Friday, October 26, 2012

Rewards of Research

A guest blog by Anita Blanchard, UNC Charlotte Department of Psychology

I teach in a PhD program where about half of our students go into academia and the other half go to industry (a.k.a. “The Real World”) and make boatloads of money.  Our program is Organization Sciences, and it is an interdisciplinary study of workers, work, and organizations from the perspective of industrial and organizational psychology, organizational communication, organizational sociology, and management.  I used to work in The Real World a few years ago and made what felt like a boatload of money at the time.  But I would never go back to The Real World, and this is what I tell my students when they ask why:

My work is always interesting in academia.

OK.  Obviously, that is a bit of an exaggeration because I think there are few people who find that all of our required committee work and academic service is Exciting!  Enthralling!  Interesting!!  But the projects I choose to work on are all interesting to me.  Otherwise, I could not devote 2 to 3 years to theorize, collect the data, analyze the data, and then go through the publication process. 

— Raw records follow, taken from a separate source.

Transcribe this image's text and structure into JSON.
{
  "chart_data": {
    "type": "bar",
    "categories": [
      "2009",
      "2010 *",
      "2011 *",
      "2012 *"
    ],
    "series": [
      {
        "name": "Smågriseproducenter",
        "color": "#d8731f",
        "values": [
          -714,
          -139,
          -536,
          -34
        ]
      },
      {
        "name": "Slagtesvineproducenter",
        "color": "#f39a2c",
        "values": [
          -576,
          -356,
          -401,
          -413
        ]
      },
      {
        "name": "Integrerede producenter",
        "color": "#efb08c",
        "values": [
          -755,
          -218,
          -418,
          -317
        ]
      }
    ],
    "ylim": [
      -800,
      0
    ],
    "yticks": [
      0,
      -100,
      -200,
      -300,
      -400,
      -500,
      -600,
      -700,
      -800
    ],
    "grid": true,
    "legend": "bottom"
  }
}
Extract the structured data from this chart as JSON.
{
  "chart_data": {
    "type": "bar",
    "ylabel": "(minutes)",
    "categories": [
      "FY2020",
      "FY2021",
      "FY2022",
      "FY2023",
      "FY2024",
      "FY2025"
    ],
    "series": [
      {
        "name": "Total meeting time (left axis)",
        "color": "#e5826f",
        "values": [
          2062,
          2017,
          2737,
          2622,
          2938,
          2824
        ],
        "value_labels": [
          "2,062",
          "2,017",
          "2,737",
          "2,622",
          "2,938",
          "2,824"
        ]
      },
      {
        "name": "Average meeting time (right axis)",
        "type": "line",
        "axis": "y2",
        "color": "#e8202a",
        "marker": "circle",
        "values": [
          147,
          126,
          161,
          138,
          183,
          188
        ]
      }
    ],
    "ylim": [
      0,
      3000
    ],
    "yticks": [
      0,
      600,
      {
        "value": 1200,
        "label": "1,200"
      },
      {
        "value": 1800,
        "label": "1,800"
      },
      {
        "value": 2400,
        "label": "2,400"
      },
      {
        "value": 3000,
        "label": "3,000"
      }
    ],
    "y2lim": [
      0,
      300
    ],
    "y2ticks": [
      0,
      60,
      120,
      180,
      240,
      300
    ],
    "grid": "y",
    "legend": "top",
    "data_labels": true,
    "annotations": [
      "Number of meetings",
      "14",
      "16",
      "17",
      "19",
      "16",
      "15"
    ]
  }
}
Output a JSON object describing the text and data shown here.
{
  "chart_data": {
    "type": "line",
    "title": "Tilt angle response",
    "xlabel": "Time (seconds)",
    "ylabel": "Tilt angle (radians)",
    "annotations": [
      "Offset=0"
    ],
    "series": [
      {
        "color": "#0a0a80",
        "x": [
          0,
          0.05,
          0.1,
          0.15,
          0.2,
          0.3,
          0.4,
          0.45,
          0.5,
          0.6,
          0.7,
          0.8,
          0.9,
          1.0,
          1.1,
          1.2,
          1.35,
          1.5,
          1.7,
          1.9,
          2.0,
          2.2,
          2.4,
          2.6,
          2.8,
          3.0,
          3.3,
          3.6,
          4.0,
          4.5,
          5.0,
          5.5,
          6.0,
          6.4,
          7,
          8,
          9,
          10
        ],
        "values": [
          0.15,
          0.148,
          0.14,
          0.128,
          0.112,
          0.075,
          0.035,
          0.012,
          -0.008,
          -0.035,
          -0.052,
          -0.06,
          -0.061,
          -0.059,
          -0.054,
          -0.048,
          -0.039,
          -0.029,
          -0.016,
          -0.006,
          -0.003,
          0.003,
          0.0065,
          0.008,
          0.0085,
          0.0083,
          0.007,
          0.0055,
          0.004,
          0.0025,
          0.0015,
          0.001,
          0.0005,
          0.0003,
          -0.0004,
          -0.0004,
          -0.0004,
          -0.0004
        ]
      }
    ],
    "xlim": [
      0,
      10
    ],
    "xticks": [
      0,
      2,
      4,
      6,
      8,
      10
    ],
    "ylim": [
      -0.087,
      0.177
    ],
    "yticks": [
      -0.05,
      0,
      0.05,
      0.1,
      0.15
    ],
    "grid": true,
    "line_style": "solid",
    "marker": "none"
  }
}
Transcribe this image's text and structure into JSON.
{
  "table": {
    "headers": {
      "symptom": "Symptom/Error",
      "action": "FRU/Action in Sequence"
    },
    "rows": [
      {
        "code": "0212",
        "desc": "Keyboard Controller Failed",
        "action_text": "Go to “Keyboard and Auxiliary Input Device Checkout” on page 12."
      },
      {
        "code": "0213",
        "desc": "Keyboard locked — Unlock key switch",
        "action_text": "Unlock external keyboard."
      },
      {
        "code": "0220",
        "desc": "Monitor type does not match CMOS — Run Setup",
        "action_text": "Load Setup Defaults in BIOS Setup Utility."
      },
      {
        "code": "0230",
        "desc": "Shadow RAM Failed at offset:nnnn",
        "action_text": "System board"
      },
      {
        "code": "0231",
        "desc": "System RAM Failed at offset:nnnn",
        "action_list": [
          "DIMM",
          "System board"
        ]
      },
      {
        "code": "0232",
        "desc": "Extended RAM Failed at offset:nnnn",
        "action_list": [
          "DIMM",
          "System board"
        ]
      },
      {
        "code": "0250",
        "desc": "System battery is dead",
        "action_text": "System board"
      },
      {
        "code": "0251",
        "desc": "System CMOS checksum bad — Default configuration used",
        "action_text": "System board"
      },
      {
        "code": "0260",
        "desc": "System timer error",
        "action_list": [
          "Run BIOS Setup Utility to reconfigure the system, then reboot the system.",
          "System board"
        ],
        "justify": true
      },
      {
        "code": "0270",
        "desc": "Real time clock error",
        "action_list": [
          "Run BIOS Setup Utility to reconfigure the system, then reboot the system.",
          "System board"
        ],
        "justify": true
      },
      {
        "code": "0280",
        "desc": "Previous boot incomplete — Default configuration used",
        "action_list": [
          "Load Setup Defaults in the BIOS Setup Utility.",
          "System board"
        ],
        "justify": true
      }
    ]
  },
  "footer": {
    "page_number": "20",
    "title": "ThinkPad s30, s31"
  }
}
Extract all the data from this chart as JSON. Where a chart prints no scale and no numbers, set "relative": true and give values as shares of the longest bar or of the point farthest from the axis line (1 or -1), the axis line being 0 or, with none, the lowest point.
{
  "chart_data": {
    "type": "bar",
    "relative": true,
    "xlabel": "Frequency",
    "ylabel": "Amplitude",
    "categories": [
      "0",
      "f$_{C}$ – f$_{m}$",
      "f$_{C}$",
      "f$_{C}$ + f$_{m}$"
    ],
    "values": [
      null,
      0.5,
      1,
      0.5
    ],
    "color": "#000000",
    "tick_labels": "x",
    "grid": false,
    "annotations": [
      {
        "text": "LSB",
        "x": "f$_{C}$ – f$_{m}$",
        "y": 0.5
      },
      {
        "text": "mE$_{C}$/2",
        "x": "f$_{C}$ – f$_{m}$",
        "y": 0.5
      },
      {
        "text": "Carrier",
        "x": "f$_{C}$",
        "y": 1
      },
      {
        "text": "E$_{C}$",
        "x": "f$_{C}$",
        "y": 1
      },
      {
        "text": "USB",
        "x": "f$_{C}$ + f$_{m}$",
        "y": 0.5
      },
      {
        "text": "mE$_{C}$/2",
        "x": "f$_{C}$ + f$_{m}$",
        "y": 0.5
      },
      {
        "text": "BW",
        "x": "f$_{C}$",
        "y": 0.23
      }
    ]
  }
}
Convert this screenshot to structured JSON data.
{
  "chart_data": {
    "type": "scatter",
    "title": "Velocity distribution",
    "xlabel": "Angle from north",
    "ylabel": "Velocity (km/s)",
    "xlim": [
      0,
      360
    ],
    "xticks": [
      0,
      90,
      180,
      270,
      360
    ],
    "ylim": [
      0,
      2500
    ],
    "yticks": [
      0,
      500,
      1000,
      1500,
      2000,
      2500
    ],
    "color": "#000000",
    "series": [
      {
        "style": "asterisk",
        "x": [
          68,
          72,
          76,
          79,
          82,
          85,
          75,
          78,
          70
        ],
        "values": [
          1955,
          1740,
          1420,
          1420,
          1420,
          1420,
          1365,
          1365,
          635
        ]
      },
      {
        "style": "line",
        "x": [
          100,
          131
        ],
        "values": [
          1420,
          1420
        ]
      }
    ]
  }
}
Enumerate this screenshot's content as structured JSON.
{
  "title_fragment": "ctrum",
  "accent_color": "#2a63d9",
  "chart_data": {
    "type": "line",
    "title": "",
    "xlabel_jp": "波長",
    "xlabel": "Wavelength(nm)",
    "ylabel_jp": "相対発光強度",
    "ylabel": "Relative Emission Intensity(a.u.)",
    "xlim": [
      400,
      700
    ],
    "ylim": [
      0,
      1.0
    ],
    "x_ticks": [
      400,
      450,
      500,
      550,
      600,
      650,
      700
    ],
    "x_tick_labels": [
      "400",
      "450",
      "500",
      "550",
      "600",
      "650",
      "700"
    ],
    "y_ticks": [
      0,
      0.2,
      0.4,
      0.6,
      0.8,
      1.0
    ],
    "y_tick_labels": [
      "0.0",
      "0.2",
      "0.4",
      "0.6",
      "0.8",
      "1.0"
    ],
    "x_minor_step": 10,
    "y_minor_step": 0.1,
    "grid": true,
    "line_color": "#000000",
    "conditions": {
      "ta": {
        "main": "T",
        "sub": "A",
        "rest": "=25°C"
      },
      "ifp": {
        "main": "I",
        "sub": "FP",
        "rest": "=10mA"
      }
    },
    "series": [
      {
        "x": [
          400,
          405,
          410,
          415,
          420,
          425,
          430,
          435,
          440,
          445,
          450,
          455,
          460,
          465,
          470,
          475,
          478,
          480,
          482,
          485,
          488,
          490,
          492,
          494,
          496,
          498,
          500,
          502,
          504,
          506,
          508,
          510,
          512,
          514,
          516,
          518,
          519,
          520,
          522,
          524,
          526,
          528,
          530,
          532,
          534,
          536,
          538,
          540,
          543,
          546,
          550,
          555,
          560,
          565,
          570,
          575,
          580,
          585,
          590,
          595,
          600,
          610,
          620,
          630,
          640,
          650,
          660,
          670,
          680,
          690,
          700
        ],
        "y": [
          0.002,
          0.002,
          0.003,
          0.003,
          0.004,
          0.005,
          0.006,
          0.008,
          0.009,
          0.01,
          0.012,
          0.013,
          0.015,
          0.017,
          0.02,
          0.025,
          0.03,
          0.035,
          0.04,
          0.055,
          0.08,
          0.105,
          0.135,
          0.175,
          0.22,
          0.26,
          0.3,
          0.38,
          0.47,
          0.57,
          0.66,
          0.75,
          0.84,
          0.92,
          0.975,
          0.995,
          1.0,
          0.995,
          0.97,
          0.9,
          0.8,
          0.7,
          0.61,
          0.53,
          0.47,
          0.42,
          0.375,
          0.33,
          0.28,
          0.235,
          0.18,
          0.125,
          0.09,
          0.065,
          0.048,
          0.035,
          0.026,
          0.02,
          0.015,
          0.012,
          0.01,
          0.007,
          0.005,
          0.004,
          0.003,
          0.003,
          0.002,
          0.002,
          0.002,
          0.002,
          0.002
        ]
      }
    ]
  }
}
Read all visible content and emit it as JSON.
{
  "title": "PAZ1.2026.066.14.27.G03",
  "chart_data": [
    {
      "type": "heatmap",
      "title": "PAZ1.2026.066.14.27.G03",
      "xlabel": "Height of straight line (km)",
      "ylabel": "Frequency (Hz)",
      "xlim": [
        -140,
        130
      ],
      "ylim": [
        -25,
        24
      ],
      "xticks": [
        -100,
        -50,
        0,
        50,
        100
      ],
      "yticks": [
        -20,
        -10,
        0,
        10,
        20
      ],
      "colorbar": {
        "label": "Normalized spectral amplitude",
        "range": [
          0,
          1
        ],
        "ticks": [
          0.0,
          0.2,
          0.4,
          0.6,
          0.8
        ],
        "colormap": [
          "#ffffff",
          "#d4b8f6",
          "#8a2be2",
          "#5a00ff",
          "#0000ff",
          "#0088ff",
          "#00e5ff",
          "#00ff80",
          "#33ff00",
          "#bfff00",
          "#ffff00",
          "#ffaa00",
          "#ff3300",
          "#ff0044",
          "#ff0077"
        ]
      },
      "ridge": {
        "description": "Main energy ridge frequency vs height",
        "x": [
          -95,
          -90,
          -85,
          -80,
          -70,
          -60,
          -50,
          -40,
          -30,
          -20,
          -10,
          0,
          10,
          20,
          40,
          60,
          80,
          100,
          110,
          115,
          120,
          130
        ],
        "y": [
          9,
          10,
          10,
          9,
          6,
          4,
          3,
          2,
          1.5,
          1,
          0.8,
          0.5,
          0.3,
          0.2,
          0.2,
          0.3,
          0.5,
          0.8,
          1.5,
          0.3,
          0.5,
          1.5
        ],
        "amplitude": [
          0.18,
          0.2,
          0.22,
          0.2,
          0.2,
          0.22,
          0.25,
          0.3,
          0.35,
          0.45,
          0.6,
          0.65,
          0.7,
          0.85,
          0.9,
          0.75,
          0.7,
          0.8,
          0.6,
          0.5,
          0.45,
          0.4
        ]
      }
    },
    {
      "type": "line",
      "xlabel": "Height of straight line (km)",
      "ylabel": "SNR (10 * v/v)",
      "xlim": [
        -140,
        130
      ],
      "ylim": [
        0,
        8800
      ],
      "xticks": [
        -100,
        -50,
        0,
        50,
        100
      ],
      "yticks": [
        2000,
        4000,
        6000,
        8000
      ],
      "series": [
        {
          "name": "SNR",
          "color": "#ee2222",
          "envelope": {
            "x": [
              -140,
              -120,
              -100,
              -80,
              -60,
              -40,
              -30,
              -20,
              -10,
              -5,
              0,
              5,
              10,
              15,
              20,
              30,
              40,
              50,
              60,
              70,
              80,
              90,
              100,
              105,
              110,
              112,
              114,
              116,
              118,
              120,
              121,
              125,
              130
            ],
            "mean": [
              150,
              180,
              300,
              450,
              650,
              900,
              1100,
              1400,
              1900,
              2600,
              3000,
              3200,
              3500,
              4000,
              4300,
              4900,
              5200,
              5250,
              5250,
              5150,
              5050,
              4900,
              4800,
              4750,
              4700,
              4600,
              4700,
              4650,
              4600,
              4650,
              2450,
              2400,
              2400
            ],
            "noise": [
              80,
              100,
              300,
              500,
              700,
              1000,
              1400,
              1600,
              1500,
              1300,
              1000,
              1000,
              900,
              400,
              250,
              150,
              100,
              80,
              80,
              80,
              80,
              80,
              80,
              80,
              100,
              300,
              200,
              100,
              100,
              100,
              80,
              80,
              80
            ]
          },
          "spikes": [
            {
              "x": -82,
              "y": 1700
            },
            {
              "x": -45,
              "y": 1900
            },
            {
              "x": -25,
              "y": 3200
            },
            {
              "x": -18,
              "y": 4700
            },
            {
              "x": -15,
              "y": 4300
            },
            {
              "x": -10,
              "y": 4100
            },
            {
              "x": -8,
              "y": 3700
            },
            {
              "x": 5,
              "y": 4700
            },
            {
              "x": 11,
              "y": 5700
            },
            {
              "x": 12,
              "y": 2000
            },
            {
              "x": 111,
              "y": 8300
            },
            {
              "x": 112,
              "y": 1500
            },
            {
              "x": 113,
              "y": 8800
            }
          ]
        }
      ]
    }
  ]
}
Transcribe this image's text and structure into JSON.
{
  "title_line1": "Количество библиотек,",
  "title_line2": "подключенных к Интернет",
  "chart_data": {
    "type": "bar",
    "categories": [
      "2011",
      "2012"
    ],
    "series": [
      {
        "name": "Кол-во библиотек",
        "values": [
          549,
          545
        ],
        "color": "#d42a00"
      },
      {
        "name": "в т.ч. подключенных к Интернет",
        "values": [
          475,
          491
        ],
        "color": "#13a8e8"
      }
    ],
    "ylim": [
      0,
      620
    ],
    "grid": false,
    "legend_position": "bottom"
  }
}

And while I think working in The Real World can have a great deal of meaning and can involve working on very interesting and important projects, working in academia (to me) means getting an itch in my brain about some phenomenon that is interesting and having all the freedom in the world to scratch it.  Even better, at mid-career, I also trust myself to know that if I think it’s interesting, other people will too.

It helps that I research in a very applied area of organizational sciences that I think is inherently sexy: virtual groups and communities.  I want to know why these online groups feel like “groups” and “communities” to their members and how participating in them variously affects their work and societal functioning as well as their mental health.  Doesn’t that sound interesting?  It does to me!

And that’s what I want to teach my graduate students.  When they find an area of research that is interesting to them, it is probably going to be interesting to other people, too.  They are going to have to work (i.e., read the literature and place their research within it) to figure out why their project is academically interesting and they should expect that they are going to have to work to convince others that it is interesting.  But my assumption with my students is always that they are getting excited about something that is actually interesting about their research.

And that’s one of the best things about academia: I do work that is inherently interesting to me. And most days, it’s pretty exciting to get up and go to work.  Yes, “boatloads of money” is nice.  But the freedom to do interesting work is priceless.